Does stress, depression, anxiety, or loneliness cause you to reach for food for comfort? Many of us seek out food for pleasure or to numb emotions we are feeling. We try to “stuff” ourselves to alleviate pain, to distract ourselves, or to calm us down when we are feeling stressed.
Some of us will find ourselves cradling a pint of ice cream or curled up to a bag of chips while watching TV to make us feel less alone or to achieve some kind of temporary pleasure. Sugar and salt can act like drugs in our system triggering serotonin to make us feel momentarily happy. Eating can make us forget about things that are bothering us and take our minds away from how we are truly feeling.
Using food for comfort forces us to ignore our feelings and emotions pushing them deep inside so we do not have to confront them. Escaping this habit, or addiction, can be very difficult. Sometimes we will sneak food and stuff ourselves when no one is looking. This is easiest for those of us who live alone. We can eat as much as we want without judgment.
After it’s over, we feel guilty and angry with ourselves and the negative thoughts creep in. This leads to deeper depression and stress and more emotional eating- a negative cycle.
It can be important for us to sit with our pain and acknowledge it- recognize what it is telling us- instead of trying to numb ourselves with food.
Emotional eating is a difficult disorder to overcome- it often requires professional support or counseling, but there are a couple of strategies that one can try on their own. Employing these two strategies can be the first steps in overcoming emotional and binge eating and to help you get to a healthier, happier place.
- Do not eat in front of the TV- ever. Food and TV do not mix. Eating in front of the TV almost always leads to overeating. When you are distracted by what’s on TV, you can’t monitor what you are eating or fully enjoy what you are eating. Your brain might not have registered that you just had a satisfying bowl of ice cream, so you have another.

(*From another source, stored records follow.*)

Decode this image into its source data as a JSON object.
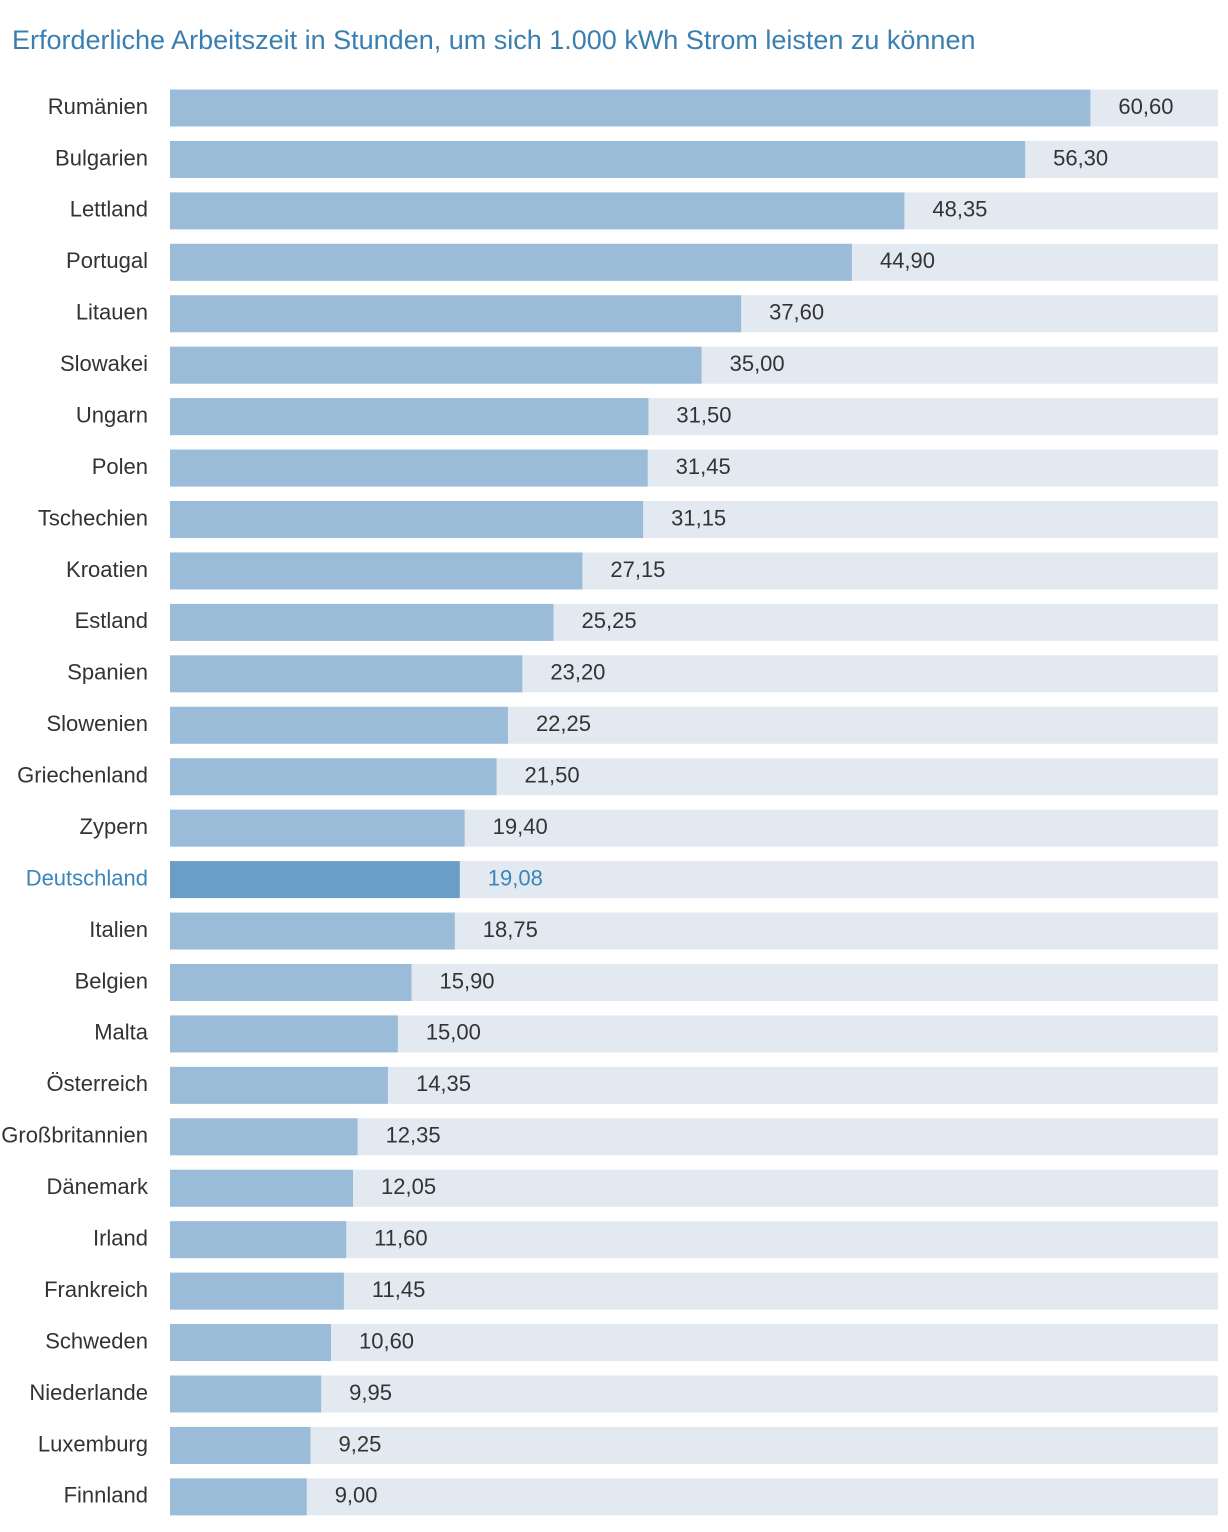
{
  "chart_data": {
    "type": "barh",
    "title": "Erforderliche Arbeitszeit in Stunden, um sich 1.000 kWh Strom leisten zu können",
    "categories": [
      "Rumänien",
      "Bulgarien",
      "Lettland",
      "Portugal",
      "Litauen",
      "Slowakei",
      "Ungarn",
      "Polen",
      "Tschechien",
      "Kroatien",
      "Estland",
      "Spanien",
      "Slowenien",
      "Griechenland",
      "Zypern",
      "Deutschland",
      "Italien",
      "Belgien",
      "Malta",
      "Österreich",
      "Großbritannien",
      "Dänemark",
      "Irland",
      "Frankreich",
      "Schweden",
      "Niederlande",
      "Luxemburg",
      "Finnland"
    ],
    "values": [
      60.6,
      56.3,
      48.35,
      44.9,
      37.6,
      35.0,
      31.5,
      31.45,
      31.15,
      27.15,
      25.25,
      23.2,
      22.25,
      21.5,
      19.4,
      19.08,
      18.75,
      15.9,
      15.0,
      14.35,
      12.35,
      12.05,
      11.6,
      11.45,
      10.6,
      9.95,
      9.25,
      9.0
    ],
    "value_labels": [
      "60,60",
      "56,30",
      "48,35",
      "44,90",
      "37,60",
      "35,00",
      "31,50",
      "31,45",
      "31,15",
      "27,15",
      "25,25",
      "23,20",
      "22,25",
      "21,50",
      "19,40",
      "19,08",
      "18,75",
      "15,90",
      "15,00",
      "14,35",
      "12,35",
      "12,05",
      "11,60",
      "11,45",
      "10,60",
      "9,95",
      "9,25",
      "9,00"
    ],
    "colors": [
      "#9bbcd9",
      "#9bbcd9",
      "#9bbcd9",
      "#9bbcd9",
      "#9bbcd9",
      "#9bbcd9",
      "#9bbcd9",
      "#9bbcd9",
      "#9bbcd9",
      "#9bbcd9",
      "#9bbcd9",
      "#9bbcd9",
      "#9bbcd9",
      "#9bbcd9",
      "#9bbcd9",
      "#6b9ec6",
      "#9bbcd9",
      "#9bbcd9",
      "#9bbcd9",
      "#9bbcd9",
      "#9bbcd9",
      "#9bbcd9",
      "#9bbcd9",
      "#9bbcd9",
      "#9bbcd9",
      "#9bbcd9",
      "#9bbcd9",
      "#9bbcd9"
    ],
    "label_colors": [
      "#333333",
      "#333333",
      "#333333",
      "#333333",
      "#333333",
      "#333333",
      "#333333",
      "#333333",
      "#333333",
      "#333333",
      "#333333",
      "#333333",
      "#333333",
      "#333333",
      "#333333",
      "#3a86bb",
      "#333333",
      "#333333",
      "#333333",
      "#333333",
      "#333333",
      "#333333",
      "#333333",
      "#333333",
      "#333333",
      "#333333",
      "#333333",
      "#333333"
    ],
    "track_color": "#e3e9f1",
    "xlim": [
      0,
      69
    ]
  }
}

Commercials can also trigger cravings and drive us to eat more than we want- and within a few minutes, you might have eaten all five servings contained within that one bag of chips.
- Eat within full view of others. Try it- what if you only ate food while you were in front of other people? Would you eat the same way? Would you eat as much? If you live alone, this could be tricky. Instead- serve yourself one plate of your food- put away the rest, and eat at the table without distractions focusing just on the food in front of you while practicing mindfulness.
Above all, know that feeling stressed, depressed, and lonely are important feelings to feel. Don’t ignore them- think about the messages they are telling you, make note of how you’re feeling and the circumstances. These are necessary feelings too. They help us grow, to find our paths, and to achieve strength- they should not be hidden, ignored, and should not cause shame.